It was a tale of two halves for Roy Oswalt in 2008. Before the All-Star break, Oswalt suffered from injuries (strained abductor muscle, hip injury) and a bad case of gopheritis. But in the second half he was one of the top pitchers in baseball. Oswalt was 7-8 with a 4.56 ERA with 18 HRs in 116.1 IP in the first half. But he was 10-2 with a 2.24 ERA with five HRs in 92.1 IP after the break.
Oswalt reversed a three-year trend of declining K/9 rates, posting a 7.12 rate. Additionally, his BB/9 and WHIP rates were nearly identical to his career rates. On the flip side, Oswalt posted the second-highest HR/FB rate of his career at 12.7 percent. The only thing that saved him was that he allowed the fewest fly balls of his career. Oswalt’s 29.2 percent FB% ranked 14th in the majors last season.

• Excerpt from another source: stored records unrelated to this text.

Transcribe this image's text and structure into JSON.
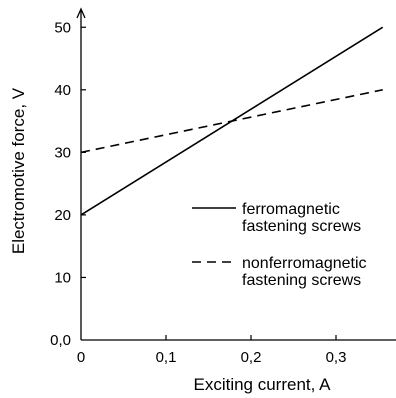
{
  "chart_data": {
    "type": "line",
    "title": "",
    "xlabel": "Exciting current, A",
    "ylabel": "Electromotive force, V",
    "xlim": [
      0,
      0.37
    ],
    "ylim": [
      0,
      52
    ],
    "x_ticks": [
      0,
      0.1,
      0.2,
      0.3
    ],
    "x_tick_labels": [
      "0",
      "0,1",
      "0,2",
      "0,3"
    ],
    "y_ticks": [
      0,
      10,
      20,
      30,
      40,
      50
    ],
    "y_tick_labels": [
      "0,0",
      "10",
      "20",
      "30",
      "40",
      "50"
    ],
    "grid": false,
    "legend_position": "right",
    "series": [
      {
        "legend_lines": [
          "ferromagnetic",
          "fastening screws"
        ],
        "line_style": "solid",
        "x": [
          0,
          0.355
        ],
        "y": [
          20,
          50
        ]
      },
      {
        "legend_lines": [
          "nonferromagnetic",
          "fastening screws"
        ],
        "line_style": "dashed",
        "x": [
          0,
          0.355
        ],
        "y": [
          30,
          40
        ]
      }
    ],
    "colors": {
      "line": "#000000",
      "background": "#ffffff"
    }
  }
}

What can we expect in 2009? Oswalt’s Marcel projection, which regresses to the mean and uses an age factor, has him failing to reach 200 innings for the first time since his injury-plagued 2003, a 3.65 ERA, which would be the highest mark of his career, and the fewest strikeouts of the last five seasons. This seems a tad pessimistic.
Once Oswalt got over his injury problems, he was a completely different pitcher. The only way his Marcel projection makes sense is if Oswalt battles injuries again throughout the year, certainly a possibility given his injury history. He has endured wrist, groin, foot and hip injuries (among others) throughout his career. But he has also topped 30 starts in six of his seven full seasons in the majors.
His velocity has been unchanged the past few years and he is one of the top groundball pitchers in the majors. Oswalt’s 2008 HR rate seems like an injury-related thing, especially since he allowed 0.49 HR/9 when he was healthy after the break. Oswalt’s upside is as a top-10 pitcher. Because of his injury history, one should downgrade him somewhat. But nowhere near where his Marcel projection rates him.